ここでは、月斎に関する二つの疑問を紹介しましょう。
「伊達治家記録」という史料には、「月斎ハ田村殿ノ家ノ臣田村宮内顕頼入道ナリ」と記しています。
つまり、月斎とは号であり、実名は田村顕頼といったのです。
しかし、田村家の系図には実名「頼顕」とされ、その実名ですら不確かだったことが分かります。
月斎の実名が「顕頼」なのか「頼顕」なのかは、現在のところ明確にはできません。
しかし、田村家の「通字」である「顕」の字に注目すると、おそらく「顕頼」が正しいだろうと考えられます。
「通字」とは、その家の人物であることを示すため、名前の一字を代々にわたり使用することを言い、田村家の場合は「顕」の字が通字でした。
そして、通字は、本家の当主が下に付ける場合に(義顕・清顕等)、分家は上に付けることが多いので、「顕頼」が正しいだろうと推測されるのです。
このように、月斎は実の名前すら不確かな人物ですが、その出生にも不確かな点があるのです。
月斎は、戦国大名田村家初代義顕の弟とされています。
そして、二人の父は田村盛顕という人物ですが、田村家菩提寺福聚寺の記録によれば、盛顕の没年は長亨元(1487)年3月20日とされているのです。

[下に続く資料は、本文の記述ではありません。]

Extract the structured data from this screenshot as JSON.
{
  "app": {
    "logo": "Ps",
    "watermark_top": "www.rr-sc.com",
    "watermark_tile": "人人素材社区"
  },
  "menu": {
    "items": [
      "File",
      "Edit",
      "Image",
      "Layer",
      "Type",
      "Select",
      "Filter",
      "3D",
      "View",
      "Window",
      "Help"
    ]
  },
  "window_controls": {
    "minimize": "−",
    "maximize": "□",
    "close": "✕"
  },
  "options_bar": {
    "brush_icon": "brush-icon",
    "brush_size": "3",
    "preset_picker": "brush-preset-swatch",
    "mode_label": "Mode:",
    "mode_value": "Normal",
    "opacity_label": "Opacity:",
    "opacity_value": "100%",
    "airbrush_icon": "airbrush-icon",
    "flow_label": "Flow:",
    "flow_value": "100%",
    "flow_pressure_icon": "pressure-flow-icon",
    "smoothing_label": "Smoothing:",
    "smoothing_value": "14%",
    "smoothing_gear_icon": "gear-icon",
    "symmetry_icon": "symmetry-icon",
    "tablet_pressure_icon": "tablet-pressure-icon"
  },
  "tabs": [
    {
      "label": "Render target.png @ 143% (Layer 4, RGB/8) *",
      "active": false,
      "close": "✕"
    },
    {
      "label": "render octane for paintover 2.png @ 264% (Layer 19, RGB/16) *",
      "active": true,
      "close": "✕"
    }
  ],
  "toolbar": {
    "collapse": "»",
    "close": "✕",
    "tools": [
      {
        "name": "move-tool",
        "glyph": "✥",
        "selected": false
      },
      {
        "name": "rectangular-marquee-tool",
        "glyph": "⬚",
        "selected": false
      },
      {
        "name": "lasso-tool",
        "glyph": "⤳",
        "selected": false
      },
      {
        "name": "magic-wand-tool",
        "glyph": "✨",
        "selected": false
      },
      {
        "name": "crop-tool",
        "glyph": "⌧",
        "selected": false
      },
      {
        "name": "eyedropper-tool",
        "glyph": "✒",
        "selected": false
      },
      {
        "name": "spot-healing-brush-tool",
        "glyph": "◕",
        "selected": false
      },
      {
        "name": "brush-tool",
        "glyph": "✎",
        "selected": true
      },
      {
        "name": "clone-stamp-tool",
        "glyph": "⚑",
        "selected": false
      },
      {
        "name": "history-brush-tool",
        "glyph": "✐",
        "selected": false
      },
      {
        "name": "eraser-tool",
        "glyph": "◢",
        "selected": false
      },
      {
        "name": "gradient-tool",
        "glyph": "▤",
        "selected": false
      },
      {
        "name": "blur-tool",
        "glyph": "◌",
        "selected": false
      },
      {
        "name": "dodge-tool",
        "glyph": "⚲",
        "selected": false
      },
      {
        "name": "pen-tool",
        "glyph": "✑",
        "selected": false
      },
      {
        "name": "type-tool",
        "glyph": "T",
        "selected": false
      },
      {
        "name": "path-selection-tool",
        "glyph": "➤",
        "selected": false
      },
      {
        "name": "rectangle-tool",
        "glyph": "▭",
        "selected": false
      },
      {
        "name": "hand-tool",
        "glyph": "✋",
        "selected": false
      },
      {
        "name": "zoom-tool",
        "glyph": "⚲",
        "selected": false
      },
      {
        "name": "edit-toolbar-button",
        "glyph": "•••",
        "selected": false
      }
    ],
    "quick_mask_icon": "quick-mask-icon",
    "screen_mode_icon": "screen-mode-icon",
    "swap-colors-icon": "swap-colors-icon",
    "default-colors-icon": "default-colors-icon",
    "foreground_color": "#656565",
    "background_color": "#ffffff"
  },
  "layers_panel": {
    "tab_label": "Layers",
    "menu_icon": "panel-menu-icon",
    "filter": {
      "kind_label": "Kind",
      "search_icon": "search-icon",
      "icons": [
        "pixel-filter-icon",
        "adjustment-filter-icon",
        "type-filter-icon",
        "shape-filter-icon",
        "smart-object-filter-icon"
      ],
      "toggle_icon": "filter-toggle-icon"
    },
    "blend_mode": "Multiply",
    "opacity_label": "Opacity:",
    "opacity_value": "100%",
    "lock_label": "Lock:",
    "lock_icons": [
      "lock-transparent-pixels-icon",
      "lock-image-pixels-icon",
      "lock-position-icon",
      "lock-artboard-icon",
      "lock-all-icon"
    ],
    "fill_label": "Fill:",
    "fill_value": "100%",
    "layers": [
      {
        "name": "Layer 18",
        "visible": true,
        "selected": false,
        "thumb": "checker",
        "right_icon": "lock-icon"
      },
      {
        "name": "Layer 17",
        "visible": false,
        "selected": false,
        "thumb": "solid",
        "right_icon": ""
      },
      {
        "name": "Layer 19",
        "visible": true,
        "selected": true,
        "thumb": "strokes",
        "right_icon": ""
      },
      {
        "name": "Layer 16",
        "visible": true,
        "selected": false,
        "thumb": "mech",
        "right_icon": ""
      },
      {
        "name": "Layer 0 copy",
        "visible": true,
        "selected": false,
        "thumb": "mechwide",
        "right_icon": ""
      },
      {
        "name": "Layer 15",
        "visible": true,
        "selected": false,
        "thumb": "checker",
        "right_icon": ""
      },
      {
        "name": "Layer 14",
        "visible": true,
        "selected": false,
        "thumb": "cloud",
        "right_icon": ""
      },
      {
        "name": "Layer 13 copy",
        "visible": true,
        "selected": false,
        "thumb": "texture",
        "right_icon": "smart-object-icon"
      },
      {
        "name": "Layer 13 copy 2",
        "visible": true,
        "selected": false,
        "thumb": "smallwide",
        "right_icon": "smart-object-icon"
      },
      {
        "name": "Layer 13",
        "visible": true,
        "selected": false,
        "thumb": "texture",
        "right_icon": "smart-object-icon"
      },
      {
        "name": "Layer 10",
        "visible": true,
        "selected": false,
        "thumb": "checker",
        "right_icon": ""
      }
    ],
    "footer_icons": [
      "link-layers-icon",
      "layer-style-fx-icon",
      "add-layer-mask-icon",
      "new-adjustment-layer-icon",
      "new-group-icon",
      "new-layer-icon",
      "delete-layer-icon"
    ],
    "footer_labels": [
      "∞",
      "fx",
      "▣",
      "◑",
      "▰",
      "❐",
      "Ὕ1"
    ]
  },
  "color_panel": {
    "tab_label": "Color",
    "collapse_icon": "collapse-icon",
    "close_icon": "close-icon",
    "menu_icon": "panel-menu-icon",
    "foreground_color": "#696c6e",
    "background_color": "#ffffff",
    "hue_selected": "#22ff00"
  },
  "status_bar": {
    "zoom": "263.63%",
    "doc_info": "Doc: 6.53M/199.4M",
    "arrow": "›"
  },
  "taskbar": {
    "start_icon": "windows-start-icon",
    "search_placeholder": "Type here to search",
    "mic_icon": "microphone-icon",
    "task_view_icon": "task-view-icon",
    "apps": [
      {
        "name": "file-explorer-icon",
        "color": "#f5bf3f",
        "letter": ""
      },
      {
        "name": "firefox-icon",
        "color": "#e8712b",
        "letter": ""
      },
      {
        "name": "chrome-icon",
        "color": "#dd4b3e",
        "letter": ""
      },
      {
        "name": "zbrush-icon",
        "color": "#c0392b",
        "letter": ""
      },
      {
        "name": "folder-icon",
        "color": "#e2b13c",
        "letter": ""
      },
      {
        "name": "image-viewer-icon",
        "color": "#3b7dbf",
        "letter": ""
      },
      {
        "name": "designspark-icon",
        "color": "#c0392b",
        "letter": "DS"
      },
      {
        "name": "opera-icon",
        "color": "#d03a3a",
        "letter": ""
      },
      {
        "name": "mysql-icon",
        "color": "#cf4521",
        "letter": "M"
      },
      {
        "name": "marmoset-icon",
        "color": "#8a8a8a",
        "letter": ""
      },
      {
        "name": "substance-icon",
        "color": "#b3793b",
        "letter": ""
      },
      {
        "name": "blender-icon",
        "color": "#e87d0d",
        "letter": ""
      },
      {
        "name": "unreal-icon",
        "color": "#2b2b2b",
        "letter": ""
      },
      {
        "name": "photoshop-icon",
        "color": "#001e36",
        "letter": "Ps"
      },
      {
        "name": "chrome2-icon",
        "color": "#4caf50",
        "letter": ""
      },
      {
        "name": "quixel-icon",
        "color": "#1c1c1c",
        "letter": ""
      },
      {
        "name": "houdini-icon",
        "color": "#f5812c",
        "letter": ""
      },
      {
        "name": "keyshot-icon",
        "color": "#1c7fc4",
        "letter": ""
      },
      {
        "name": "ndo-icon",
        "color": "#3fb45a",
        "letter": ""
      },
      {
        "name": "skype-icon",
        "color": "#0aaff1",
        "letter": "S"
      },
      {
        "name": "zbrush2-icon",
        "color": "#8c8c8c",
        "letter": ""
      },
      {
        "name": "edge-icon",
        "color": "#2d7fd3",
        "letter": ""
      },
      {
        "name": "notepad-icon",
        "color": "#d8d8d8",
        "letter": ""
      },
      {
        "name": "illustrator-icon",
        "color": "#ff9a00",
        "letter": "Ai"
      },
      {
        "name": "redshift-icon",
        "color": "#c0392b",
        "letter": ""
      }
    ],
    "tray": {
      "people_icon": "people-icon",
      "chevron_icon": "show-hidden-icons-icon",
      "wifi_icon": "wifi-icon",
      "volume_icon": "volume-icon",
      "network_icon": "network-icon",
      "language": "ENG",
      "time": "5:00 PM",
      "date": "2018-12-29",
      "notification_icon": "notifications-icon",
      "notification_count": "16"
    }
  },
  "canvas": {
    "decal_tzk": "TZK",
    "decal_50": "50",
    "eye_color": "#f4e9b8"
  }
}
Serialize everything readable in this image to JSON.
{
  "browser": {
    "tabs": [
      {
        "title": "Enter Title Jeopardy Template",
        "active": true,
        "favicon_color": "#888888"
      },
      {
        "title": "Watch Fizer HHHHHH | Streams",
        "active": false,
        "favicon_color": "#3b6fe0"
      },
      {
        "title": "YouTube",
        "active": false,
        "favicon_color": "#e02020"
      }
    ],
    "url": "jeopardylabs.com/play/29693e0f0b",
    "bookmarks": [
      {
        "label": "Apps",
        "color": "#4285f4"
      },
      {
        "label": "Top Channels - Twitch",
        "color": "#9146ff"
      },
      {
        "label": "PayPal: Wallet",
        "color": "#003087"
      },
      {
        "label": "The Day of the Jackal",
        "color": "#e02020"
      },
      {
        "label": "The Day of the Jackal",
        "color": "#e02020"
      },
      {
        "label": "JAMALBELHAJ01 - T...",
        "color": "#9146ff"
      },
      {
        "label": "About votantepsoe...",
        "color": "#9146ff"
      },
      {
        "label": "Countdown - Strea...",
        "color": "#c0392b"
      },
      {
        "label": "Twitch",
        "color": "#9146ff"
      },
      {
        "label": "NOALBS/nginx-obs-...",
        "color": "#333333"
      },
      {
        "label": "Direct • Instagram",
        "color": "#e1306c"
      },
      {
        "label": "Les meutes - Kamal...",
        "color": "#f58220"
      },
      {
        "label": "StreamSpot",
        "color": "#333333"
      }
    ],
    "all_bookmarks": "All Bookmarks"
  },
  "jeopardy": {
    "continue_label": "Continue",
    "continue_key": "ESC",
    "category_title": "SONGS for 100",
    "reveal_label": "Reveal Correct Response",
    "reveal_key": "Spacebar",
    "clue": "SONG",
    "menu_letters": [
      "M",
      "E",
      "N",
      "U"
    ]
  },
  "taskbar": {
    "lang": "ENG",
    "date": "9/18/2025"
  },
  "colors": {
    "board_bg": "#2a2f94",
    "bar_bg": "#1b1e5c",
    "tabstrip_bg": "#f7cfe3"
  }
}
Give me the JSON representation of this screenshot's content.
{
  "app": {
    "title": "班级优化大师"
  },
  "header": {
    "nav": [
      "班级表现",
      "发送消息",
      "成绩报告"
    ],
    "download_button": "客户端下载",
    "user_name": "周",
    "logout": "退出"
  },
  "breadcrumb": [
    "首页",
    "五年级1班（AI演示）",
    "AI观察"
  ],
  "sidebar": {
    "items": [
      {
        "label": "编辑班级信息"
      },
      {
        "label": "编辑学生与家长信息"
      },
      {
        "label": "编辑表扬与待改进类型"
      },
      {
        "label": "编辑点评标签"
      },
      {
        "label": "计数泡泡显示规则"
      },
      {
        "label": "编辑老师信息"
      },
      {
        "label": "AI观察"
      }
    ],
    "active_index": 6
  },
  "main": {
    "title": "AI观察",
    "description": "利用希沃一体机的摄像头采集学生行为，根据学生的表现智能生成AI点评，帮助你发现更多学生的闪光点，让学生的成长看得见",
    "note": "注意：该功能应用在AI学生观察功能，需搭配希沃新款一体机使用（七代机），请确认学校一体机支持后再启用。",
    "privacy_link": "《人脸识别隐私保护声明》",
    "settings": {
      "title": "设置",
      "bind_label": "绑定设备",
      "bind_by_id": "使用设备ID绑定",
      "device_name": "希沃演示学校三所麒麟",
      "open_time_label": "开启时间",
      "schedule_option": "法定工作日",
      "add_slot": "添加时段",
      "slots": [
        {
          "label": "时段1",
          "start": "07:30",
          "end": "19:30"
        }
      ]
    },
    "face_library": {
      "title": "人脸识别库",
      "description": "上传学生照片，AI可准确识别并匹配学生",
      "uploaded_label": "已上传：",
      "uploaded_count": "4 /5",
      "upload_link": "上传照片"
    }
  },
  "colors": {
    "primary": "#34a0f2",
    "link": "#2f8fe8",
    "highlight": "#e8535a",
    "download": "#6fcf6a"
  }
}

父盛顕の没年前後(出産前に盛顕が亡くなる可能性もあります)に月斎が誕生したとすれば、三代清顕の補佐をし、清顕の死後も田村家を見守り、天正17(1589)年、伊達政宗の須賀川攻めにも従軍した月斎は、当時100歳を超える年齢に達していたことになるのです。
現在では、100歳を超えて元気に活躍する方がたくさんいらっしゃいます。
しかし、医療技術や健康管理に対する考え方が未熟だった戦国時代、100歳を超えてなお戦場に立つ武将が本当にいたのでしょうか。
疑問無しとはいきません。
このように戦国時代の老武将田村月斎は、基本的な事柄すら不確かな人物なのです。